Raymond Ibrahim, author of Defenders of the West: The Christian Heroes Who Stood Against Islam, is a Shillman Fellow at the David Horowitz Freedom Center
A new study by Lifeway Research found that more than half (54%) of the 1,005 Americans surveyed believe that religious freedom is eroding in the United States. Even more, 59%, said that the treatment of Christians and intolerance for their beliefs is getting worse.
What does one make of these statistics? Relevant Magazine—a Christian publication the tagline of which is “God, lifestyle, and progressive culture”—is a good place to start. Responding to these findings in a recent article, it gets it right by arguing that, whatever Christians in America may be experiencing, they are certainly not being persecuted the way their counterparts are in other nations around the world:
[C]onservative Christian groups [in America] have a lot to celebrate. The Supreme Court overturned Roe v. Wade and delivered a big win to Christians who want to pray in public schools. These are big, historic decisions and they don’t square with a narrative of diminishing religious liberty for Christians. This is especially true on the global scale. Open Doors USA’ World Watch List keeps track of the countries where it’s most dangerous to be a Christian, and the stories on their meticulously detailed database are heartbreaking. Christians in places like Afghanistan, North Korea and Somalia can be imprisoned, tortured and even killed for their faith…. Persecution against Christians is real and we should be talking more about it. But it’s not what the American Church is facing, and conflating what’s happening in other countries with online backlash and political spats in the U.S. does a disservice to that conversation.
It is, indeed, nonsense to argue that Christians in America have it anywhere near as bad as Christians in, say, the Muslim world, where the overwhelming majority of persecution against Christians take place. The same World Watch List referenced above found that the “extreme persecution” meted out to Christians in nine of the absolute 11 worst nations in the world comes from Islamic oppression, or is occurring in Muslim majority nations. Similarly, the persecution Christians experience in 39 of the 50 nations on the World Watch List is also either from Islamic oppression or is occurring in Muslim majority nations.
That said, the Relevant article gets it wrong, very wrong, by minimizing what is happening in America. It argues that what Christians in the U.S. are experiencing
isn’t so much about actually losing religious freedom as it is losing the war for vibes…. Christians may not like being confronted with different opinions or having to make space for others in a diverse environment, but that does not necessarily mean they’re being met with outright intolerance. It simply means giving others the same freedom you want them to give you.
Such reasoning only makes sense in a vacuum; for it fails to take into account that—unlike all of those other non-Christian nations around the world where Christian minorities are being persecuted—America was founded as a Christian nation. The fact that it is where it is today— where Christians, who still form the majority of the citizenry, are experiencing any kind of intolerance, harassment, or discrimination—is suggestive of a gradual but slippery slope that bodes ill for the future.

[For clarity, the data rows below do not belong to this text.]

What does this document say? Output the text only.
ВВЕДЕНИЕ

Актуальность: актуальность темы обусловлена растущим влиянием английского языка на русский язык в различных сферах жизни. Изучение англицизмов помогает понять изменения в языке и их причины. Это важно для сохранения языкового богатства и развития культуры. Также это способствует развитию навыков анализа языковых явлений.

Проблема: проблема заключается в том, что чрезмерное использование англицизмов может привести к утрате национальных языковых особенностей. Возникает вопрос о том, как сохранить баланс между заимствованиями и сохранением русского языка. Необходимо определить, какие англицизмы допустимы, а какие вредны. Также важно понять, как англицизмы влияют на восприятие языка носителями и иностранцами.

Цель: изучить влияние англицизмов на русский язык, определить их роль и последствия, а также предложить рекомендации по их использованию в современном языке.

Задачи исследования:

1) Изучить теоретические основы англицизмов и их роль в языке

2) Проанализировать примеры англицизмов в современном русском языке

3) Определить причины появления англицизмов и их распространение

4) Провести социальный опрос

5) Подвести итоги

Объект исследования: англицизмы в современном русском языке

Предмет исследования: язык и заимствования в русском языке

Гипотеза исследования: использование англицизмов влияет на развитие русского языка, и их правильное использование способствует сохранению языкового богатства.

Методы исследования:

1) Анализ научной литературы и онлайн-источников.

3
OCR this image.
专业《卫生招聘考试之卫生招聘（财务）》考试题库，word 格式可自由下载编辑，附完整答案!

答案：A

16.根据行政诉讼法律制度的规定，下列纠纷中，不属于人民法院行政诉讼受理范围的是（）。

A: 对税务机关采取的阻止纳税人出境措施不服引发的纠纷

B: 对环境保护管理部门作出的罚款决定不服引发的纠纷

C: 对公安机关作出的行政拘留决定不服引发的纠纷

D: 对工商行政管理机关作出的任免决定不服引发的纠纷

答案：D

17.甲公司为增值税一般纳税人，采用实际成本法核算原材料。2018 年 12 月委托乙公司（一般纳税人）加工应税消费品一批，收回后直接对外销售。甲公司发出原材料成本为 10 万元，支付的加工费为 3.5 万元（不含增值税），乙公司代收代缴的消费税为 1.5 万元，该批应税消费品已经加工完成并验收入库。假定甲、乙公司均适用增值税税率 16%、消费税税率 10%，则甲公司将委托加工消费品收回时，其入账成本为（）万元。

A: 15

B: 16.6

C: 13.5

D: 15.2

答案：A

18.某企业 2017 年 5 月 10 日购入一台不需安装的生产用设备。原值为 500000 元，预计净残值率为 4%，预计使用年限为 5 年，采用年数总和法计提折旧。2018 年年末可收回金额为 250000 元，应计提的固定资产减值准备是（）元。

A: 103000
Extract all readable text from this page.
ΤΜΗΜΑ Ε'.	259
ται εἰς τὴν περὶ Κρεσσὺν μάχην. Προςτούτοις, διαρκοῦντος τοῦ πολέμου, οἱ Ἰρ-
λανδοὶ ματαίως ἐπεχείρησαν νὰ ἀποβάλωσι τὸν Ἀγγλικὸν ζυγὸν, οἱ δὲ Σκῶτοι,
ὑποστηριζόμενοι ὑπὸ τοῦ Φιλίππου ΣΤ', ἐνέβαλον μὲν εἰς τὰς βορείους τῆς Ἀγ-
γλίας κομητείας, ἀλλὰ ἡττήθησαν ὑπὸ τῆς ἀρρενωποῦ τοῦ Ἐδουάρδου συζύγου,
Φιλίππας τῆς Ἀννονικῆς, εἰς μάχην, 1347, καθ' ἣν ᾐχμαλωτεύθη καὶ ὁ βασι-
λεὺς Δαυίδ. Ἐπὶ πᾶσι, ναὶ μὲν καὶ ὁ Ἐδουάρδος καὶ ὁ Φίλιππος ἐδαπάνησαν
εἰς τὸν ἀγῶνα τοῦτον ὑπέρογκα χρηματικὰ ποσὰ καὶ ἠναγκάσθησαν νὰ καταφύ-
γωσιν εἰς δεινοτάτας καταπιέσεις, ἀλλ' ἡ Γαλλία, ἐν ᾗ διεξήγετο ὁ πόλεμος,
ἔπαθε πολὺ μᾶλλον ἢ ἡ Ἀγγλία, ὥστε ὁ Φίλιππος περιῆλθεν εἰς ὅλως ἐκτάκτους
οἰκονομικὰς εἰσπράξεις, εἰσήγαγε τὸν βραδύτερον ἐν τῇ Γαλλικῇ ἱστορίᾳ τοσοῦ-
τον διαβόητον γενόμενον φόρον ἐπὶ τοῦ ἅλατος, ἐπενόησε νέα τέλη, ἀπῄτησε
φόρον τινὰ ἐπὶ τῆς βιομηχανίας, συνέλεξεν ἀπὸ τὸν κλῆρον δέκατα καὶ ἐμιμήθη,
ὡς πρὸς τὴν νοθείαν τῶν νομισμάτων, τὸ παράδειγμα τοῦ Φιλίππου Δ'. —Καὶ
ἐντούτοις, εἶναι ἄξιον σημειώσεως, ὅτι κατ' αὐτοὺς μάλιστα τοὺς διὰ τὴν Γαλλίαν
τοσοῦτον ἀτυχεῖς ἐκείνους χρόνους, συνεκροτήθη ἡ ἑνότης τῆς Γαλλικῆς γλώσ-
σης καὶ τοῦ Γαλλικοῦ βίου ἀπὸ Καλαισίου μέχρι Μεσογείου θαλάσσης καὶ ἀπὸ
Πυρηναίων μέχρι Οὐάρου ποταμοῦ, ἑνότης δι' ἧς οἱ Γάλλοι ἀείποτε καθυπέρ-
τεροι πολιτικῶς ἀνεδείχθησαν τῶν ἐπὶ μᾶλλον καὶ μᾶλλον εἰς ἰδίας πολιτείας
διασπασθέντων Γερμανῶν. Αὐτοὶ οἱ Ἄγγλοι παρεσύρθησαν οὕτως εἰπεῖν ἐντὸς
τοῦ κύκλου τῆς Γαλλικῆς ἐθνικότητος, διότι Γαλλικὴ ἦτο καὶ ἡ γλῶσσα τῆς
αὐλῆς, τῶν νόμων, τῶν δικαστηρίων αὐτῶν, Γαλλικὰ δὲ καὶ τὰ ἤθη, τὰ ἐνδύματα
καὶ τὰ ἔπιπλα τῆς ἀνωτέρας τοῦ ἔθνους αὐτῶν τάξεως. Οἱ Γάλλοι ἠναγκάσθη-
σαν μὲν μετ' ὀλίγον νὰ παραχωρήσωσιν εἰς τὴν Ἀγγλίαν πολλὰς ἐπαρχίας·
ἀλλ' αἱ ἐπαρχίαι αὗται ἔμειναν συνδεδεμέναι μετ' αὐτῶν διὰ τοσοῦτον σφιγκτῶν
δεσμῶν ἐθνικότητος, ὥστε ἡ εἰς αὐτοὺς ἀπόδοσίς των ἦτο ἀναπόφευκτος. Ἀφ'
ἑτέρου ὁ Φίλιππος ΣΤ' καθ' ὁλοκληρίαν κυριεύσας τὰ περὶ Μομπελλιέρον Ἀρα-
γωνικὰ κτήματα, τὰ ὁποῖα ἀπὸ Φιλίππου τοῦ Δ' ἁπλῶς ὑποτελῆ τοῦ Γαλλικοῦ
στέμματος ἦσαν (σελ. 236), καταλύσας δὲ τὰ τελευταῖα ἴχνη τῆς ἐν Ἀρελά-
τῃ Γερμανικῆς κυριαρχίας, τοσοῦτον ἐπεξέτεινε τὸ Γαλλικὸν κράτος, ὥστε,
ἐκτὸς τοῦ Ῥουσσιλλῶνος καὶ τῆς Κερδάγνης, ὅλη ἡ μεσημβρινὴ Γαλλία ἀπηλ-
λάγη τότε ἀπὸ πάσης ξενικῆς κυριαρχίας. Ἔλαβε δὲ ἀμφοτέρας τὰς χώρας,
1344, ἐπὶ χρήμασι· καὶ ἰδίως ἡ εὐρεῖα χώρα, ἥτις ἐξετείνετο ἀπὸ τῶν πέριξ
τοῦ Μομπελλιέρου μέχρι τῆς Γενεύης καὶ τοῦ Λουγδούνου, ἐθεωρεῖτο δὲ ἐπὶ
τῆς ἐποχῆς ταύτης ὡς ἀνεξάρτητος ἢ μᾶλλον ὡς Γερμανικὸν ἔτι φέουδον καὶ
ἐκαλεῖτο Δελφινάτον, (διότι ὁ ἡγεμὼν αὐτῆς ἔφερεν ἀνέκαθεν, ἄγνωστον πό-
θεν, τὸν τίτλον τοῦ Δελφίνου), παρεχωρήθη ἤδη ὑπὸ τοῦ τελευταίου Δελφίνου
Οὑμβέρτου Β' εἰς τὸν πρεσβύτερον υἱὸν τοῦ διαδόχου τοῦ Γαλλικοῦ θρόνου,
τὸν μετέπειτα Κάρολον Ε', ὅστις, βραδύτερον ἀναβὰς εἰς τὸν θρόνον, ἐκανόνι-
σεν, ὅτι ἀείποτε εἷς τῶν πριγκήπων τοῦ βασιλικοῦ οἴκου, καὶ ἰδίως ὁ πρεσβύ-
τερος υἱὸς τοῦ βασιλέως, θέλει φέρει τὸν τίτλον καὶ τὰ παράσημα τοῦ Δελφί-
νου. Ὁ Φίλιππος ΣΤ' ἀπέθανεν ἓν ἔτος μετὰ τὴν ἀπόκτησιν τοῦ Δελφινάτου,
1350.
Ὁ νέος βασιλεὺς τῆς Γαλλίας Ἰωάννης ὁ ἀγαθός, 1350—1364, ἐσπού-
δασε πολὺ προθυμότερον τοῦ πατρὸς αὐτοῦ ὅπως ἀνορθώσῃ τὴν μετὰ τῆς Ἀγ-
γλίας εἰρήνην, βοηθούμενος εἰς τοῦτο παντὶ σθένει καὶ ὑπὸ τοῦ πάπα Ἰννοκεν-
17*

It is, for example, rather silly to argue, as Relevant does, that it is a “big win to Christians” that Roe v. Wade was overturned, or that Christians can pray in public schools. Actually, that Roe v. Wade was ever a thing, or that there was ever any question about Christians praying in public, is indicative of the big loss Christians have experienced in this nation.
Put differently, if American Christianity was as influential as the Relevant article implies, there never would have been a Roe v. Wade, questions over public prayer—or any of those many other cultural “values” that currently supersede and directly contradict Christian principles—in the first place; just as principles that directly contradict Muslim, Hindu, or Buddhist values have little impact on Muslim, Hindu, and Buddhist nations, where their values reign supreme and uncontested.
Imagine a line, a continuum, from 1 to 10. The number 1 represents nations that prioritize their religious principles, and 10 represents nations that have completely abandoned their faith. Most of the non-Western—especially Muslim—world is, I would argue, probably between 1 and 3. Where is the U.S. on this scale in regards to its founding faith? Somewhere between 6 and 8? Maybe worse?
Such a placement is hardly a “big win” for Christianity in America, nor does it suggest that “conservative Christian groups have a lot to celebrate,” as Relevant claims. Rather, it shows just how irrelevant Christianity has become.
More to the point, as America gets closer to 10—and as the number of actual Christians continues to dwindle—prepare to see a concomitant rise in real and actual persecution, the sort experienced in the non-Western world.
The story of America, as history will eventually record, is, I fear, the story of one long slippery slope—the individual bumps of which are subtle, gradual, and thus imperceptible—into destruction.
It is, in short, the story of the Boiling Frog.